答えはある それぞれに。りぼんの新譜を聴いて思ったこと
東京都東村山市のスリーピースバンド"りぼん"が新作「音が鳴りましたよ」をリリースした。コロナ禍のなか、特殊な制作過程を経て作り出されたこの作品はこのバンドが持つ無限の可能性をたっぷりと味わえる充実した1枚に仕上がっている。
"りぼん"とは
せいや(ベース・ヴォーカル)
イッキ(ギター・ヴォーカル)
ホクト(ドラム・ヴォーカル)
によって構成されているバンドである。
この「音が鳴りましたよ」は前作「平凡と生活と」からこの2年半の間にメンバーそれぞれが経験したことや吸収してきたことがクッキリと浮かび上がってくる、"成長記録"のようなものだと感じた。
個人的な話になってしまうけれど、コロナ禍になりライヴ活動をストップせざるを得なくなるまでに彼らが行ったライヴのほとんどを見る機会に恵まれた。そのなかには素晴らしい夜もあれば、思わず「あれれ…?」となってしまう夜も正直あった。けれど、どんな時も3人が鳴らす音楽には絶対的な信頼があって、自分は音の行方を見届けてきた。だから余計に"成長記録"のように思えるのだ。
聴きどころは多い。
まずイッキさんとセイヤさんのヴォーカリストとしての表現力の目覚ましい成長ぶりに感嘆する。2人はりぼんとは別にソロとしてもライヴ活動を行っていた。そこで得たものは本当に大きかったのだろう。自分の歌声と真摯に向き合ってきたからこそ表現出来る繊細さと大胆さの見事な調和。コーラスワークも美しい(ヴォーカルを引き立てるように施されたミックスも見事)。
さらにイッキさんが弾きまくるギターの多彩なフレーズも聴き逃せない。豪快に弾きながらも要所要所で楽曲を引き立てるようなキラリと光る音色やフレーズはソロ活動で曲と真摯に向き合ってきたからこそ可能になったアプローチだと思う。
そして忘れてはならないのがホクトさんのドラム。表現力の増した2人の歌声に対して呼応しながら包み込むように頼もしく鳴っている。セイヤさんが鳴らすベースとともにホクトさんの叩き出すドラムによってりぼんにしか作り出せない世界観をより広大にしつつクッキリと描き出している。

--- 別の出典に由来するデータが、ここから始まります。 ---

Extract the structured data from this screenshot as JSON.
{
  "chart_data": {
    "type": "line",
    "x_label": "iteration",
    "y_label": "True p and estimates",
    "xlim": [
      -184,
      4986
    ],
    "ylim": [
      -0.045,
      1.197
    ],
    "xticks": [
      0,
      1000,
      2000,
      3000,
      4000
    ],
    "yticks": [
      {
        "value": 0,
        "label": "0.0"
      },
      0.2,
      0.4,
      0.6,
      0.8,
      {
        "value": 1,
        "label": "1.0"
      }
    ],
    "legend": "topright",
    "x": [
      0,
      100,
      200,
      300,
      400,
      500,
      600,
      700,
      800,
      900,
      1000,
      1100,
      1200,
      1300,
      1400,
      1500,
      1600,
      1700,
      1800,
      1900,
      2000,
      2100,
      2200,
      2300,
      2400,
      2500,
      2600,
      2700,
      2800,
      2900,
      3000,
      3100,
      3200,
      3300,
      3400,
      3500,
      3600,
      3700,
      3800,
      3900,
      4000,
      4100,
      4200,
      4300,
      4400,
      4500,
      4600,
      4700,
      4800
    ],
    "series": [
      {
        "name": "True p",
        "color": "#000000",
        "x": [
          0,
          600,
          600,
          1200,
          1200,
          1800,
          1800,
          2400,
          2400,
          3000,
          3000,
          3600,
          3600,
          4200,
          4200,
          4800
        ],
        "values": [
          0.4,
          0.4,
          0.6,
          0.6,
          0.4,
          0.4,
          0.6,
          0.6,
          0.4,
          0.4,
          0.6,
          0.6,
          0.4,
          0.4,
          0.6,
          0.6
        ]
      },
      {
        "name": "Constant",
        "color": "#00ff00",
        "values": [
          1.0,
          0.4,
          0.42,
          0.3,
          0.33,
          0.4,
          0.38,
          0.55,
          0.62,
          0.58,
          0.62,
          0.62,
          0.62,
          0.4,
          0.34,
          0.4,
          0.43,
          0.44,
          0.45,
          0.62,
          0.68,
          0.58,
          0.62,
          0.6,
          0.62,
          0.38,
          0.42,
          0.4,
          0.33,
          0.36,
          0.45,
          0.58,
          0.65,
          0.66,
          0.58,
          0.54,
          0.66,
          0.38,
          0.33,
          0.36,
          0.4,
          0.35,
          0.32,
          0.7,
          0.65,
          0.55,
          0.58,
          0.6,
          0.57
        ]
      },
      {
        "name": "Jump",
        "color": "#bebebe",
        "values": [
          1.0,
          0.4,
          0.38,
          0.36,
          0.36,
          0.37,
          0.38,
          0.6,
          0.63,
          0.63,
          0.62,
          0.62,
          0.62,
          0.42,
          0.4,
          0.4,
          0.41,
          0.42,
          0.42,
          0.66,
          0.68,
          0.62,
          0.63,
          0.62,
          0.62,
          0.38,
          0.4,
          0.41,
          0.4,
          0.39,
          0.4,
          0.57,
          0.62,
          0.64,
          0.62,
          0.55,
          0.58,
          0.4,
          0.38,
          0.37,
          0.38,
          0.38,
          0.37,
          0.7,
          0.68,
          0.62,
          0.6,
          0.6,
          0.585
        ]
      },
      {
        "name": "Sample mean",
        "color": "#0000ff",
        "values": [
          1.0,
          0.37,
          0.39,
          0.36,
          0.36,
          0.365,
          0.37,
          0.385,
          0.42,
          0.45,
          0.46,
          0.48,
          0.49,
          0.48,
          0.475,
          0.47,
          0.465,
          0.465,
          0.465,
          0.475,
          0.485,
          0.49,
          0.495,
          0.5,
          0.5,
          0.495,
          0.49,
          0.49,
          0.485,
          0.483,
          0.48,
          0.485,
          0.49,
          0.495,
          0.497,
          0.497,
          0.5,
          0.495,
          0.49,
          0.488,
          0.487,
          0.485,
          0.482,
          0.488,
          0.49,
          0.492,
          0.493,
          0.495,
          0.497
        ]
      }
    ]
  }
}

そんな今のりぼんが奏でる楽曲たちもまた素晴らしい。前作にも収録された「限界」「9月」「ゴルゴタの丘」を聴き比べると違いは明らか。特にテンポをぐっと下げたことで楽曲の持つ魅力が何倍も増した「ゴルゴタの丘」は秀逸。また新曲「雨」ではカタカナのヒガシノメーコさんが作詞で参加。セイヤさん、イッキさんの歌声が詞の持つ雨の情景を聴き手に向かって鮮明に描き出す。
この作品は元々、2021年1月17日に出演予定だったイベントにイッキさんとホクトさんが新型コロナの関係で出演出来なくなったことを起点としている。
イベントはふたりがスタジオで演奏する様子を事前に録音・録画し、当日はその模様をステージで流しつつセイヤさんがステージ上で生演奏を重ねる形式での出演となり、今作はその際の素材を元に作られている。音源化に際して音の一部差し替え、オーバーダビング、リミックスを経て完成に至った。
所謂"起承転結"の形式になっている曲順やヴォーカルがクルクル入れ替わるのはライヴ用に用意されたアレンジの名残り。またアルバムタイトルは出演したイベントタイトル「音が鳴りますよ」に由来していることを忘れてはならない。
大切なイベンターさんが主催するイベントなのにコロナのせいで出演出来ない、というピンチをりぼんは彼ららしいやり方でチャンスに変えた。そして生み出された「音が鳴りましたよ」で非凡な才能を持つ3人の無限の可能性を聴き手に知らしめた。
りぼんの音楽の冒険はこれからも続く。惜しみない音楽への愛情とともに力強く突き進んでいく3人を誰も邪魔することは出来ないだろう。コロナウィルスにだって打ち勝てる。その揺るぎない自信と無限の可能性は「音が鳴りましたよ」のなかにある。
「音が鳴りましたよ」はYouTubeで全曲視聴可能。